SantiagoC/palindrome-grpo-v5

TEXT GENERATIONConcurrency Cost:1Model Size:0.5BQuant:BF16Ctx Length:32kPublished:May 5, 2026Architecture:Transformer Cold

SantiagoC/palindrome-grpo-v5 is a 0.5 billion parameter instruction-tuned causal language model, fine-tuned from Qwen/Qwen2.5-0.5B-Instruct. This model was trained using the GRPO method, which is designed to enhance mathematical reasoning capabilities. With a context length of 32768 tokens, it is optimized for tasks requiring improved reasoning, particularly in mathematical contexts.

Loading preview...

Model Overview

SantiagoC/palindrome-grpo-v5 is a 0.5 billion parameter language model, fine-tuned from the Qwen/Qwen2.5-0.5B-Instruct base model. It leverages the TRL (Transformers Reinforcement Learning) framework for its training process.

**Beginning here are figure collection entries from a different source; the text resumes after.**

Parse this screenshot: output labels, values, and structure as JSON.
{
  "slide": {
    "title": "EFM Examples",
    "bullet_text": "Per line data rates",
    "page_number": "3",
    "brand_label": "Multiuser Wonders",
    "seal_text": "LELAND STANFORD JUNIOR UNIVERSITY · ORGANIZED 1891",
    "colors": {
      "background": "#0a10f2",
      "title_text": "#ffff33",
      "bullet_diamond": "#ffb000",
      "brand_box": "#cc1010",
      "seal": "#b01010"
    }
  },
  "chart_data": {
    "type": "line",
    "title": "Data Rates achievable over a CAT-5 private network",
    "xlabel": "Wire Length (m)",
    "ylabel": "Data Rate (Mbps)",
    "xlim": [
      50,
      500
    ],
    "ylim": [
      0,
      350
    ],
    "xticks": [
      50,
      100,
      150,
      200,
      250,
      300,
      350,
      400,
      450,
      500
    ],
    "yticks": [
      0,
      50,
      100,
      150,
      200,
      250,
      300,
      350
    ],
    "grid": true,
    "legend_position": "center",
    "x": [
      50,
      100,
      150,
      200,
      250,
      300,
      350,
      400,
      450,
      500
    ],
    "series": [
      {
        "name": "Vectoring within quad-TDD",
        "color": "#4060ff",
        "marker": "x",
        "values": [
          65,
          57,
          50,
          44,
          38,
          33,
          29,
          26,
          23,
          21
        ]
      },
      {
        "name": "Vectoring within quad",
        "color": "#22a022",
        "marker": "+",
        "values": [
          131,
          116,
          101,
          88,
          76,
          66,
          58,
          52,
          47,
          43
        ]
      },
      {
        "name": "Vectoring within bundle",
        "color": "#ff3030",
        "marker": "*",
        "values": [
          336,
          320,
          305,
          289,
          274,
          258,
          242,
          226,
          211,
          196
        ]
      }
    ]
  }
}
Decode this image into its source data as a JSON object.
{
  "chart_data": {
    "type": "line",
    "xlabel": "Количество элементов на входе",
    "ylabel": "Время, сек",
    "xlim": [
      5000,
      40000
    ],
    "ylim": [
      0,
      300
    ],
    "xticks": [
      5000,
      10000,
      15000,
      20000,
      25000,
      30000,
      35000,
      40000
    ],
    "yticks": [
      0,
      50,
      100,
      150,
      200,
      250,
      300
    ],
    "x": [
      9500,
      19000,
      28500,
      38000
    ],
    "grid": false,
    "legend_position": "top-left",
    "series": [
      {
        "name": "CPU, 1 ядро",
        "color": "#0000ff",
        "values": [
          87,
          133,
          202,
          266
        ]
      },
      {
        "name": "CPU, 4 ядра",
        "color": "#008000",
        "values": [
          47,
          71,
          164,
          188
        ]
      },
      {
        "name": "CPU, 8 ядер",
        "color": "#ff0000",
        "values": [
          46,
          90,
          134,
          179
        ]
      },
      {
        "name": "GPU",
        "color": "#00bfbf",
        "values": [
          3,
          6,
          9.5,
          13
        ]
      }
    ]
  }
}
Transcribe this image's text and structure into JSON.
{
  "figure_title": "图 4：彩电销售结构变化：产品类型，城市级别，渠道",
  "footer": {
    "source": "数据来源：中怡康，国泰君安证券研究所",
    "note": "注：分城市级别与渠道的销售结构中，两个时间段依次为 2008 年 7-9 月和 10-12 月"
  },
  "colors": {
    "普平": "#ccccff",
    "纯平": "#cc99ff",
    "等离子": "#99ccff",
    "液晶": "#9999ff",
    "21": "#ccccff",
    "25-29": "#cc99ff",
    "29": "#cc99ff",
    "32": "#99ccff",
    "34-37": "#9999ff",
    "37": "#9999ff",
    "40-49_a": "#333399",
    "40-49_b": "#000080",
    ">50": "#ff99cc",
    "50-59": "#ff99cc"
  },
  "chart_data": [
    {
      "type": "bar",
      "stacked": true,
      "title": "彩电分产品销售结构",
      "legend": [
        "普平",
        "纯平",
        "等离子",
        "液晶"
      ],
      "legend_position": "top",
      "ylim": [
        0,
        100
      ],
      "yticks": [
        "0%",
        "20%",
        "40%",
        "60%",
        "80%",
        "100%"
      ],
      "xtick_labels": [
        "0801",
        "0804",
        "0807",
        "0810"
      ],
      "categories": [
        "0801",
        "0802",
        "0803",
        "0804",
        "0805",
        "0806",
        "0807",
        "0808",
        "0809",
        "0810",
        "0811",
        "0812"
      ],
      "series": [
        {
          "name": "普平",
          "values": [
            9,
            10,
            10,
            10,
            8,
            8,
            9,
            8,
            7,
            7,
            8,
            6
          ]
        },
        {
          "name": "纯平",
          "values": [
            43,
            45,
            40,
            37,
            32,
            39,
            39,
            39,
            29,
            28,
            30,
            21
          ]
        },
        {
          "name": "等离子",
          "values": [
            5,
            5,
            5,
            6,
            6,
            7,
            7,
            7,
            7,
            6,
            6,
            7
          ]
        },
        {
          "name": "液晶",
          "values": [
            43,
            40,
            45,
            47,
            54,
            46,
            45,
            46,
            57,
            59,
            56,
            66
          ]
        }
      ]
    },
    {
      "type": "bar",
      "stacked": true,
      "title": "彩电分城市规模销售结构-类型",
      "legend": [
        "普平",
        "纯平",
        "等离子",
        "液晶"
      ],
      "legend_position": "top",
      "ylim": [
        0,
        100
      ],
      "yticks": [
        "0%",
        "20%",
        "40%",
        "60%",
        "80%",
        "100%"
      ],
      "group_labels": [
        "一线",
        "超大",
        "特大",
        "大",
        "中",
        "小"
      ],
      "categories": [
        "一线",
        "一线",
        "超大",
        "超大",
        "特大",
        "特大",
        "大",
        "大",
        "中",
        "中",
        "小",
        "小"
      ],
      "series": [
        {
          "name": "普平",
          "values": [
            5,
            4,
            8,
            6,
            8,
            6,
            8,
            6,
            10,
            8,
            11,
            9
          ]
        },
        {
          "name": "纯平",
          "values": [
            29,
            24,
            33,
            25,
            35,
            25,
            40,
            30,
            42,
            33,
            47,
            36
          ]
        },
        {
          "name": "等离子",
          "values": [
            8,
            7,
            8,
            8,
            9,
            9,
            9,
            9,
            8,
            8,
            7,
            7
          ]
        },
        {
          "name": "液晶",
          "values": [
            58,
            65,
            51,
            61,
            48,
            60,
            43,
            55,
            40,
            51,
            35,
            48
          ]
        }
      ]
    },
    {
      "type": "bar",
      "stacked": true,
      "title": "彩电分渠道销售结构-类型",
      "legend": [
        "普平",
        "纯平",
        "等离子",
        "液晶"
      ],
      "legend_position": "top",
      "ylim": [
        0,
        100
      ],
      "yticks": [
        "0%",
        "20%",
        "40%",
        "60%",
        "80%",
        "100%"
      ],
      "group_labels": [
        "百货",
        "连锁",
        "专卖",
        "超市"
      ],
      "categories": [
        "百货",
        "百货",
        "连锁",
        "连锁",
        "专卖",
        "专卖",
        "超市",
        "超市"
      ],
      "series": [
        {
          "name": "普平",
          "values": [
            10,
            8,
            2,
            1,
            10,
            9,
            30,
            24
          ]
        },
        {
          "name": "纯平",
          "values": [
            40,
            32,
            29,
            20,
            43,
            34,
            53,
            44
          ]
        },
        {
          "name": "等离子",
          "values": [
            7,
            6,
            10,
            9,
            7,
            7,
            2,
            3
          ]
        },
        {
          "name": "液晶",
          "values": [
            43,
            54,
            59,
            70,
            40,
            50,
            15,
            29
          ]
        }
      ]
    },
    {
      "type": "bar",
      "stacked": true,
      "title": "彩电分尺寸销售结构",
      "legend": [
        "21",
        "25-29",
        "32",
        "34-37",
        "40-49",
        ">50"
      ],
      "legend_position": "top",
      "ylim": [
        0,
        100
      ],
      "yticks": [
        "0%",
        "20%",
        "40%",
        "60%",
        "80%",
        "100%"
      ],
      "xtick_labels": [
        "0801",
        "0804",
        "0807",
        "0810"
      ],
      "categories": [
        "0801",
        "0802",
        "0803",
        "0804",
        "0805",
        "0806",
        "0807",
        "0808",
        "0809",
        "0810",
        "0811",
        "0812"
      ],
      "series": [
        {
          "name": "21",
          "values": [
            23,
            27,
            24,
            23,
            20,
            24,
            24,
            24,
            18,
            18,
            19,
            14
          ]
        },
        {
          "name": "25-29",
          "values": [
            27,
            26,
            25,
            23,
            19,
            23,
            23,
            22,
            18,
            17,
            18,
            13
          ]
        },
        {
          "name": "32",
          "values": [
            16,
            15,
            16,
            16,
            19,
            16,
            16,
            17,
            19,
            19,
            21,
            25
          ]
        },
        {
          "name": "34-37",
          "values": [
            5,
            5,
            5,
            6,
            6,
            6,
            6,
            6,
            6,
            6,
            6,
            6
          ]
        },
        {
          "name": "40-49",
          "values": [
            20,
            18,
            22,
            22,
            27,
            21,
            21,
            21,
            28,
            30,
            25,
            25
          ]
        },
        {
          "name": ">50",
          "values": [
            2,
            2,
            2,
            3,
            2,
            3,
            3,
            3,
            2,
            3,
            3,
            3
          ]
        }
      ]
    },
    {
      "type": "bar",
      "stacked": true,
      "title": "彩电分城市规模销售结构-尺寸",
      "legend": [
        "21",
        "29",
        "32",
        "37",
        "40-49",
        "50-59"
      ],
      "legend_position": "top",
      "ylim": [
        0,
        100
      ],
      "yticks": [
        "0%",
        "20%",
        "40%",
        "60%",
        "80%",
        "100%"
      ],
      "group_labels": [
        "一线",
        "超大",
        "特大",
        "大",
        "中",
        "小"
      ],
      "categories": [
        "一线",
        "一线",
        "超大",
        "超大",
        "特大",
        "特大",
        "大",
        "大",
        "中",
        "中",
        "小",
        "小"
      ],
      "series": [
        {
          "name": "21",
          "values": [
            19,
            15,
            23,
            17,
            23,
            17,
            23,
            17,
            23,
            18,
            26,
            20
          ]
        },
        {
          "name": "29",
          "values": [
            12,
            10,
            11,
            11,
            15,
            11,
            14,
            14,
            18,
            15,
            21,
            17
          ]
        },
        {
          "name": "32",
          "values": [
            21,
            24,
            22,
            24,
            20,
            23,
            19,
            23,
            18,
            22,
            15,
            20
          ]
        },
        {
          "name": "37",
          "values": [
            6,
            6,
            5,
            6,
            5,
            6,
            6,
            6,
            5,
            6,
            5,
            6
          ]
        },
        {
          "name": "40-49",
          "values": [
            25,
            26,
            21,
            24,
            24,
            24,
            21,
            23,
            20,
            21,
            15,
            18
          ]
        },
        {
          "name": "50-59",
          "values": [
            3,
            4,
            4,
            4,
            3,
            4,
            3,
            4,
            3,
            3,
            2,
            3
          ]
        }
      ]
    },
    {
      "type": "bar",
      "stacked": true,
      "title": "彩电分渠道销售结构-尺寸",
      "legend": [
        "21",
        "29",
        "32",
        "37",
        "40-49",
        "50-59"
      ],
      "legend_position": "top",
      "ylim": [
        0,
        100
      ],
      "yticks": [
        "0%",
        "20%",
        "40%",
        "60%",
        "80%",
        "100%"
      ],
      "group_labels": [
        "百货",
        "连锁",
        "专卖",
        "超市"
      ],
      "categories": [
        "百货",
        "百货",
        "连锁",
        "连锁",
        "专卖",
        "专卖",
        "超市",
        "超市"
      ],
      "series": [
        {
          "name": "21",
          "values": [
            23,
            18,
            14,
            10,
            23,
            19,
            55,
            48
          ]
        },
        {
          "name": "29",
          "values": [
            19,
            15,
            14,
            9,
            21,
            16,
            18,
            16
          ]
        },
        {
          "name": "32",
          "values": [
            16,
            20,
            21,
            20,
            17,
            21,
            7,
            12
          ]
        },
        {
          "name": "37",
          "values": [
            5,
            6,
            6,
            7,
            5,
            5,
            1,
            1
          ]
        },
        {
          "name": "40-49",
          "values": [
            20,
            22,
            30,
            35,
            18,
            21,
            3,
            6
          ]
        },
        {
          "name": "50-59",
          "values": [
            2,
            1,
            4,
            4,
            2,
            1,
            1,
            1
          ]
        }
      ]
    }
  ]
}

Key Differentiator: GRPO Training

What sets this model apart is its training methodology. It was fine-tuned using GRPO (Gradient-based Reward Policy Optimization), a method introduced in the paper "DeepSeekMath: Pushing the Limits of Mathematical Reasoning in Open Language Models". This approach aims to significantly improve the model's capabilities in mathematical reasoning tasks.

Usage

Developers can quickly integrate this model using the transformers library for text generation tasks. An example Python snippet is provided for immediate use, demonstrating how to load the model and tokenizer for inference.

Training Details

The model was trained with specific versions of key frameworks:

  • TRL: 1.3.0
  • Transformers: 5.8.0
  • Pytorch: 2.11.0
  • Datasets: 4.8.5
  • Tokenizers: 0.22.2

This model is particularly suited for applications where enhanced mathematical reasoning and instruction following are critical, building upon the robust foundation of the Qwen2.5 architecture.